Veja o trailer do filme O Justiceiro

O Justiceiro

O Justiceiro

Introdução

Em O Justiceiro, Dolph Lundgren interpreta Frank Castle, um ex-policial que sobreviveu a um massacre familiar e passou a viver como vigilante urbano. Após perder a esposa e o filho, Castle canaliza toda a dor em uma cruzada particular contra o crime organizado de Nova York.

A premissa é simples: a cidade contabiliza 125 assassinatos ligados a uma grande quadrilha, e só Castle parece disposto a fazer algo a respeito. O que segue é uma sequência de confrontos armados, perseguições e emboscadas que misturam investigação com violência pura.

Dirigido por Jonathan Hensleigh e Mark Goldblatt, com cenas de ação coordenadas por Corey Yuen, o longa entrega exatamente o tipo de artes marciais e tiroteio que o público de policial dos anos 90 esperava: sem filtro e sem psicologismo.

Estreia e Legado

O Justiceiro chegou aos cinemas em 2004, já no final da era de ouro dos filmes de ação B com astros de artes marciais europeias. Foi uma das últimas grandes tentativas de emplacar Dolph Lundgren como protagonista de uma franquia Marvel fora do circuito dos X-Men.

Na época, a crítica foi dura: roteiro raso, atuações apagadas e tom genérico. A bilheteria não correspondeu às expectativas, e a franquia nunca ganhou sequência direta — abrindo espaço para a versão de 2008 com Thomas Jane.

Hoje, o filme é lembrado como uma curiosidade cult entre fãs de ação exploitation, ao lado de títulos como Predador (2018) e Selvagens (2023). Não ganhou prêmios relevantes, mas mantém um público fiel que aprecia o lado visceral da vingança de Castle.

Vale o ingresso?

Ponto alto: as cenas de ação. Combates corpo a corpo, explosões e tiroteios são bem coreografados, com o DNA de Corey Yuen e a montagem seca de Mark Goldblatt. Para quem cresceu assistindo filmes de ação dos anos 80 e 90, há uma nostalgia gostosa.

Ponto fraco: o roteiro.
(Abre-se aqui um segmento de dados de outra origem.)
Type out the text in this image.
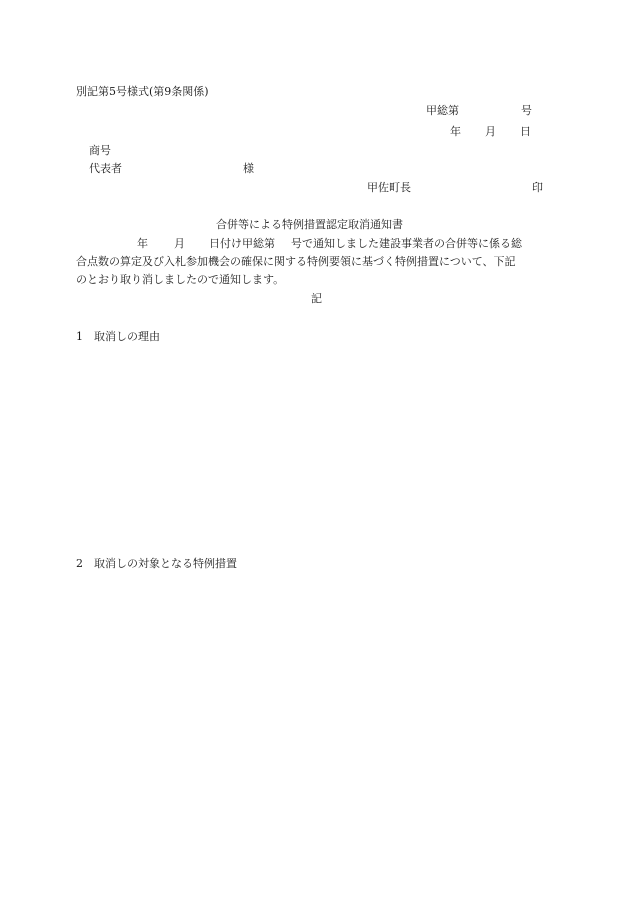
別記第5号様式(第9条関係)
甲総第	号
年 月 日
商号
代表者	様
甲佐町長	印
合併等による特例措置認定取消通知書
年 月 日付け甲総第 号で通知しました建設事業者の合併等に係る総
合点数の算定及び入札参加機会の確保に関する特例要領に基づく特例措置について、下記
のとおり取り消しましたので通知します。
記
1　取消しの理由
2　取消しの対象となる特例措置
A motivação de Castle é rasa, os vilões são caricatos e a dramaticidade não convence. Dolph Lundgren cumpre o papel físico, mas entrega uma das interpretações mais apáticas da carreira, ofuscado por um elenco de apoio com mais carisma.

O longa não é ruim de forma vergonhosa — é competente no que se propõe, só não vai além. Vale como sessão pipoca, mas não espere complexidade de Pulp Fiction - Tempo de Violência (1995).

Curiosidades

  • O roteiro original foi escrito por Jonathan Hensleigh após o sucesso de Pulp Fiction - Tempo de Violência (1995), do qual ele foi colaborador de Quentin Tarantino.
  • Esta foi a terceira tentativa de levar o Justiceiro aos cinemas, após projetos abortados com Steven Seagal e Thomas Jane ainda nos anos 90.
  • Dolph Lundgren gravou a maior parte das cenas de luta, mas a coreografia de combate foi feita por Corey Yuen, especialista em filmes de Jackie Chan.

Perguntas Frequentes

O Justiceiro (2004) faz parte do MCU?

Não. O filme é uma produção independente da Lionsgate, lançada antes da Marvel Studios existir como conhecemos hoje. Pertence à era de filmes B de super-heróis.

O filme é baseado na HQ do Justiceiro?

Sim, usa como base a premissa clássica de Frank Castle, ex-policial que vira vigilante após perder a família em um massacre. Mas a trama é totalmente original, sem vilões específicos dos quadrinhos.

O Justiceiro (2004) tem cena pós-créditos?

Não, o filme termina de forma definitiva, sem teaser ou gancho para sequência. Isso ajuda a manter o tom pétreo e fechado da narrativa.

Pra quem é este filme:

  • Fãs de cinema de ação exploitation dos anos 80 e 90, acostumados com astros como Dolph Lundgren e Stallone.
  • Leitores de HQs da Marvel interessados em todas as adaptações cinematográficas do Justiceiro, mesmo as mais datadas.
  • Espectadores que assistiram 1922 ou O sono da morte (2016) e curtem tramas de vingança pessoal sem grandes pretensões narrativas.